The recent case of Re J T Frith Ltd [2012] EWHC 196 (Ch) shows:

  • how secured lenders may surrender their security in order to participate in the prescribed part available for unsecured creditors on insolvency; and
  • how intercreditor deeds may be worded to allow senior secured creditors to participate in the prescribed part, despite retaining their security.


Section 176A(2)(b) of the Insolvency Act 1986 sets aside a prescribed part (or ringfenced fund) of an insolvent company’s assets for unsecured creditors. That prescribed part (which depends on the amount of the company’s assets which are realised, subject to a maximum of £600,000) takes priority over floating charge holders.

Rule 4.88(2) of the Insolvency Rules 1986 provides that if a secured creditor voluntarily surrenders its security, it may prove for its whole debt as an unsecured creditor.

Where a creditor has not surrendered its security, that secured creditor is not entitled to share in the prescribed part, even in respect of a shortfall in the value of its security (Re Permacell Finesse Ltd [2007] EWHC 3233 (Ch) and Re Airbase (UK) Ltd [2008] EWHC 124 (Ch)). However, if it surrenders the whole of its security, it may both prove for its debt and participate in the prescribed part, as if it were an unsecured creditor (Re PAL SC Realisations 2007 Ltd [2010] EWHC 2850 (Ch)).


JT Frith Limited (the “Company”) had granted a guarantee and debenture in favour of a number of creditors (the “Junior Creditors”). It also granted a debenture in favour of Bank of Scotland (the “Senior Creditor”) which, under the terms of an Intercreditor Deed, took priority over the Junior Creditors. The Intercreditor Deed provided that on an insolvency of the Company, the Junior Creditors could prove for their debts but were obliged to turn over any distributions they received to the Senior Creditor until the Senior Creditor had been paid in full.

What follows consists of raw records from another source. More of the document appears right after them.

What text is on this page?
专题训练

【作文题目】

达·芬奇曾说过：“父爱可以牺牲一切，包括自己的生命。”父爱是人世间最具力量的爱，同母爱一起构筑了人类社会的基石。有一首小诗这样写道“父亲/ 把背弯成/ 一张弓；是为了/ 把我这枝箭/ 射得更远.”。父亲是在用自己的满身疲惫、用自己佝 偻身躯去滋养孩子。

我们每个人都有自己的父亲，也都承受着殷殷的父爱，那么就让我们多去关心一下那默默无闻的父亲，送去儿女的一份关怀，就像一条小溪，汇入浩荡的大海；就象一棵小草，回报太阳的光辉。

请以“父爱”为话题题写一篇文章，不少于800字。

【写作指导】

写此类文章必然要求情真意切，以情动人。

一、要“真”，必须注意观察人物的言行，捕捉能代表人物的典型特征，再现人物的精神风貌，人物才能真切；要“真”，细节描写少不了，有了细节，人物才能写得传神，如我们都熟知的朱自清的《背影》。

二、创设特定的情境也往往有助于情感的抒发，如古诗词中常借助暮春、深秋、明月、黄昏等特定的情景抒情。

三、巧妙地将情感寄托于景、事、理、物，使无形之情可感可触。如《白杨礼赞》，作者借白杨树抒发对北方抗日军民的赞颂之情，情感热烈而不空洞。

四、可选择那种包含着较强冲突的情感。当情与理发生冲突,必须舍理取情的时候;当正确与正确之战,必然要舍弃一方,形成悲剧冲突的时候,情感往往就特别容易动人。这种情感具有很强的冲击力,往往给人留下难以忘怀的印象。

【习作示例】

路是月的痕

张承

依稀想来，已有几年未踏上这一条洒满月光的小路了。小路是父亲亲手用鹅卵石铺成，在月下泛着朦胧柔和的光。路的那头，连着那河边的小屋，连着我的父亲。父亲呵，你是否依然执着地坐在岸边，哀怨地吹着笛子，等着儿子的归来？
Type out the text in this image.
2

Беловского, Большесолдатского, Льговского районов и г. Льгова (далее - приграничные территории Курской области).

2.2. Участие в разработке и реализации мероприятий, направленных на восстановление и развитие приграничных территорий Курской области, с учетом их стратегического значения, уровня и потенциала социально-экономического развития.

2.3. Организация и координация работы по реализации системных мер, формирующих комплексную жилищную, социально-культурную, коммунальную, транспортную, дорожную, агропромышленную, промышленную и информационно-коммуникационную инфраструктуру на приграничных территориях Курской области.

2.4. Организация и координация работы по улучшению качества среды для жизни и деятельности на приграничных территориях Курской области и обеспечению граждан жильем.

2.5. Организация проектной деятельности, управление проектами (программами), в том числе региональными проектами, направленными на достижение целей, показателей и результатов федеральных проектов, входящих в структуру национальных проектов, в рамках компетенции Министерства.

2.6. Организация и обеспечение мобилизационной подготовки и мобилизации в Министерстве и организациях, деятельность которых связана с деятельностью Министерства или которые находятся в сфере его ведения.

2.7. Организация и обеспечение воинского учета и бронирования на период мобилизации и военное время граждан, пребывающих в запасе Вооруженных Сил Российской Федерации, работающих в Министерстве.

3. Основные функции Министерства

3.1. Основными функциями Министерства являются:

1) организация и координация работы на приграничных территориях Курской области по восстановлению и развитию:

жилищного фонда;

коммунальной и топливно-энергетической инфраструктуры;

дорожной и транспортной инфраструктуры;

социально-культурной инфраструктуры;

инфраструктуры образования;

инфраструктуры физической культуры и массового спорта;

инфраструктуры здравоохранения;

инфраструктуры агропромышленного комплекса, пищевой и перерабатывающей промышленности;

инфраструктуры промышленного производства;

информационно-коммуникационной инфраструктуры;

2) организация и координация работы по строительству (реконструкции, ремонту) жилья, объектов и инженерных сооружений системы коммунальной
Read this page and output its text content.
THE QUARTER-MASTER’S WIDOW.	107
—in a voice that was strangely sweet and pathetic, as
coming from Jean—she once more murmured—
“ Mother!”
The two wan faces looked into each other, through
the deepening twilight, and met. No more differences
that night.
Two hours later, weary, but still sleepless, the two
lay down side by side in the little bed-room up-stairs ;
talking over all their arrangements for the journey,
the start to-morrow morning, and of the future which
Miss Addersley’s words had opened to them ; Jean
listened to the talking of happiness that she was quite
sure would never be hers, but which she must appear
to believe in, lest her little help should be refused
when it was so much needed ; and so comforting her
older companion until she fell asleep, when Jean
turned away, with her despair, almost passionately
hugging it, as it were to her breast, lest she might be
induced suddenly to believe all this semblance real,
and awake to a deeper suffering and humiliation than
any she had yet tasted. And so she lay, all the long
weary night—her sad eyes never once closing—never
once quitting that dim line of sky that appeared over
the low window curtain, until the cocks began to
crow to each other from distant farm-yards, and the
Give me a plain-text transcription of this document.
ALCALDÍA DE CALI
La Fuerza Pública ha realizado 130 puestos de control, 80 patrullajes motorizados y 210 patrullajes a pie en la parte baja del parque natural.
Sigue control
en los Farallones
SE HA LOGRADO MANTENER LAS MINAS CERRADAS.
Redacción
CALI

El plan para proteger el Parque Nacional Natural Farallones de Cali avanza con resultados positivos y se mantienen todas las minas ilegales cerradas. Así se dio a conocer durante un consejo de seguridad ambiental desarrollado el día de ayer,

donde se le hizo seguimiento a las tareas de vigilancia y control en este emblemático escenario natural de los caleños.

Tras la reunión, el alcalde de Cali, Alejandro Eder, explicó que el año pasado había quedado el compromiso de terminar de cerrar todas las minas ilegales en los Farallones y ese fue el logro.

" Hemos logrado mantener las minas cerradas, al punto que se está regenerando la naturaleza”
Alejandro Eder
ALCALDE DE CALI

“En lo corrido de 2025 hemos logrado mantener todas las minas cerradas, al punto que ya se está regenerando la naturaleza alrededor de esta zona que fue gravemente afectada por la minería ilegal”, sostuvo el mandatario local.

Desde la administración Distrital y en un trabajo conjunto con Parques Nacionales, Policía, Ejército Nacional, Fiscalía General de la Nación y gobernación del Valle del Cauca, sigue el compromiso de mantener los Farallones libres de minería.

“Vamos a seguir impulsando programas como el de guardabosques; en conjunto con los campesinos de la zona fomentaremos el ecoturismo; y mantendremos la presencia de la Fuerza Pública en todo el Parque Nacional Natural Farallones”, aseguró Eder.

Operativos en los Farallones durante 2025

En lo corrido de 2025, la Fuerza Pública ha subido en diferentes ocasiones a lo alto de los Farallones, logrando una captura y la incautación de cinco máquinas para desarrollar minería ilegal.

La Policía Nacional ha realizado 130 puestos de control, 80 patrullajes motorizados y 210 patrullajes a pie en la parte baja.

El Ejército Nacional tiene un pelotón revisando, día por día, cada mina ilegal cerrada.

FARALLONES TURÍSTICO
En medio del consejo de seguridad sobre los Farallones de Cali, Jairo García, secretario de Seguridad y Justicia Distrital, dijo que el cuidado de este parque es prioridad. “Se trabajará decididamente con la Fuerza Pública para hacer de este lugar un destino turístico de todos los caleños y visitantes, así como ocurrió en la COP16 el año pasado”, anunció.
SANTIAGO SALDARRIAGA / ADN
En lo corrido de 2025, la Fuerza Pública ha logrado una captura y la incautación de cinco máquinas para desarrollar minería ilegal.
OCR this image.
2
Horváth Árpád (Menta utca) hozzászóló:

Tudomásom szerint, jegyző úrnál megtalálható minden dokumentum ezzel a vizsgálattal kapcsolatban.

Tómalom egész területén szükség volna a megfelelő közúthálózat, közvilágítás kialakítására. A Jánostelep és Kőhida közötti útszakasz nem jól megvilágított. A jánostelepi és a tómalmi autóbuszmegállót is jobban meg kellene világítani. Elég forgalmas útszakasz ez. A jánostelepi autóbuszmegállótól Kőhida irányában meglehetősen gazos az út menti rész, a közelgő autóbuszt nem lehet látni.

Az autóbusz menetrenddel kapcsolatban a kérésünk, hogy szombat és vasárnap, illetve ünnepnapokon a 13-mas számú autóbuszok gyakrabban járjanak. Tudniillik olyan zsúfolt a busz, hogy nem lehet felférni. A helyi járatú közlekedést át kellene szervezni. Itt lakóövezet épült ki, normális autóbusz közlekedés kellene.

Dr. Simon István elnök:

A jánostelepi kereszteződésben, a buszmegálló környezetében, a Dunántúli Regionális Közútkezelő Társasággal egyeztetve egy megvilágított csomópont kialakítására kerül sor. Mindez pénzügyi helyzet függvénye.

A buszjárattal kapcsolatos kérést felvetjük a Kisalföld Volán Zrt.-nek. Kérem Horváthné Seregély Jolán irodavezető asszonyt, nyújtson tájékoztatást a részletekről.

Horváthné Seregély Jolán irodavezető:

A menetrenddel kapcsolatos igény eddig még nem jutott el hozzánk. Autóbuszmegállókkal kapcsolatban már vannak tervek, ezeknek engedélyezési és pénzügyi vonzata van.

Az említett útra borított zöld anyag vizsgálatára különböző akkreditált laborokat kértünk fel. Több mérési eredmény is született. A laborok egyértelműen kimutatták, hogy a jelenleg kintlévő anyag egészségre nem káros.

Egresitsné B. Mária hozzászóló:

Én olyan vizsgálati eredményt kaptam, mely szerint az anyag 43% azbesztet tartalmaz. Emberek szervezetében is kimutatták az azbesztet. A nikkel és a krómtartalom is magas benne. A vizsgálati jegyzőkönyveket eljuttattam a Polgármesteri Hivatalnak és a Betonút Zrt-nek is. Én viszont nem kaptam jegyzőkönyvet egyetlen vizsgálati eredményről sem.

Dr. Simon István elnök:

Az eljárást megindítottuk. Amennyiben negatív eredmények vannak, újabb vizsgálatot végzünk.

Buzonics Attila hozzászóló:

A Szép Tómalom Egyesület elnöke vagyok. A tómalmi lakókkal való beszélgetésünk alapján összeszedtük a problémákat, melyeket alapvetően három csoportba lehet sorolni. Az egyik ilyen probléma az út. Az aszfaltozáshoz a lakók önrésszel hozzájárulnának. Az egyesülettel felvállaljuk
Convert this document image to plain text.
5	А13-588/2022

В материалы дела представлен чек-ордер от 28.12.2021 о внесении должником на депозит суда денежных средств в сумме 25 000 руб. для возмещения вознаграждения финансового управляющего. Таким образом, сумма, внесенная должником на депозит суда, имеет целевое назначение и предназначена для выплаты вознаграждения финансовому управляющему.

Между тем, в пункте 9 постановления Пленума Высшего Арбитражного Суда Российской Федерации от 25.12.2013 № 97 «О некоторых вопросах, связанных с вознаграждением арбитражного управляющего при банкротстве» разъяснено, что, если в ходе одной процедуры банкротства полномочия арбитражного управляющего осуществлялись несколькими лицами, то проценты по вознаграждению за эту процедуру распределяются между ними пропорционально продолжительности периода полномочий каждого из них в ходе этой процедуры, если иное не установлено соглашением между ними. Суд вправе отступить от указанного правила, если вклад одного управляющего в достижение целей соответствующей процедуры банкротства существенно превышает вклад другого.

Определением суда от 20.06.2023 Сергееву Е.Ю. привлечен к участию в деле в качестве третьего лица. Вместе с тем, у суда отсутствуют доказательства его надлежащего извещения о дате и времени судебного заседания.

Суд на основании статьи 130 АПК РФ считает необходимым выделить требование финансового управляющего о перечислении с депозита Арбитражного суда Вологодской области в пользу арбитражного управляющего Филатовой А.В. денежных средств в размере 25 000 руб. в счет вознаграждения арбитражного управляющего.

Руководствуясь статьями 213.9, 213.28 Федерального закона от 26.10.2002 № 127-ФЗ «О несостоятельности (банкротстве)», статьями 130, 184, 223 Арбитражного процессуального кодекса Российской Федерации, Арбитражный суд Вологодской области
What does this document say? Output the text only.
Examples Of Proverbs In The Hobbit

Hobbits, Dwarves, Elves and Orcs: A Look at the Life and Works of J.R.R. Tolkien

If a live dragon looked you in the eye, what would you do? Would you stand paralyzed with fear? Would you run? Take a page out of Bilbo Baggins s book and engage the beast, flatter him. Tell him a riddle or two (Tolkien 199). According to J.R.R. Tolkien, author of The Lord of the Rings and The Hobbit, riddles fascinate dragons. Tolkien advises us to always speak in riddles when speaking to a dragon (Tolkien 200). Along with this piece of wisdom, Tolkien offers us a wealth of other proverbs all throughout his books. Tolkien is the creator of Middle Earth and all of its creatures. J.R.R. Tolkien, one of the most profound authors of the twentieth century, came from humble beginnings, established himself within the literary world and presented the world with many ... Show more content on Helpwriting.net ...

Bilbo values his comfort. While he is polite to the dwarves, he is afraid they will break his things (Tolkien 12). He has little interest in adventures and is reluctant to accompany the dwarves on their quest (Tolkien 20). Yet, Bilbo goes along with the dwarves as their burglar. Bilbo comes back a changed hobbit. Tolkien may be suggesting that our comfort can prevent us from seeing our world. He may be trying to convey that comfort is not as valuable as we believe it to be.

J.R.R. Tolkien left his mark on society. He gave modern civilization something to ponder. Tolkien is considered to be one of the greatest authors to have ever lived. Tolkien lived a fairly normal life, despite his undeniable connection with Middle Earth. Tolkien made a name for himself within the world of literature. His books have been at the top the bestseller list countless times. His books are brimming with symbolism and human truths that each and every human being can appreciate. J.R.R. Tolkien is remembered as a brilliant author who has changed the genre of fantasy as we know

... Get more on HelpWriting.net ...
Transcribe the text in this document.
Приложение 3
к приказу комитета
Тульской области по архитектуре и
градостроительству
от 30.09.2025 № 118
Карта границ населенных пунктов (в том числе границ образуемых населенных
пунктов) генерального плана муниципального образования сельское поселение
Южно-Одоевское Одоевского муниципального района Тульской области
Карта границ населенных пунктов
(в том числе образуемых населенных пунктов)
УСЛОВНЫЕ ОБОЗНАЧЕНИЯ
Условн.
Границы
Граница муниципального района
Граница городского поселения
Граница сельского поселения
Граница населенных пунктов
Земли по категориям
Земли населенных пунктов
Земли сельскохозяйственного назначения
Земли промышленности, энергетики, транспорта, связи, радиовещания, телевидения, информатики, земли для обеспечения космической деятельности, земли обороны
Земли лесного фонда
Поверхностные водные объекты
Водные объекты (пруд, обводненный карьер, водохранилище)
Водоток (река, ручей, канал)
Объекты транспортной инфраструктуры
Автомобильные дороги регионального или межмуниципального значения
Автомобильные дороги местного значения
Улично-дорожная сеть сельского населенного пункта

The Company went into administration and then liquidation. Its net assets had been distributed in part payment of the Senior Creditor’s debt, leaving only the prescribed part remaining to be distributed.

The Junior Creditors were told by the liquidator that they were not entitled to participate in the prescribed part since they were secured creditors. They applied to the Court on the grounds that they had released their security and were therefore unsecured.


The Judge held that the Junior Creditors could surrender their security simply by omitting to mention the security in their proofs of debt and they could therefore participate in the prescribed part. He also held that the liquidator could not argue that the Junior Creditors could not participate in the prescribed part on the grounds that they were required under the terms of the Intercreditor Deed to turn over that prescribed part to the Senior Creditor, who was still a secured creditor. Although the Senior Creditor was not entitled to participate directly in the prescribed part, the turnover provision was simply a matter of contract between the creditors and did not offend against policy or contravene s.176A(2) IA 1986.


This case is interesting for two reasons. First, it confirms that for a secured creditor to participate directly in the prescribed part, it must surrender its security entirely. However, that surrender may be achieved either by a formal Deed of Release or automatically by the omission of any mention of the security in the proof of debt.

Second, a senior secured creditor may still participate indirectly in the prescribed part without surrendering its security if a subordinated creditor is under a contractual obligation to turn over any unsecured distributions it receives to the senior creditor.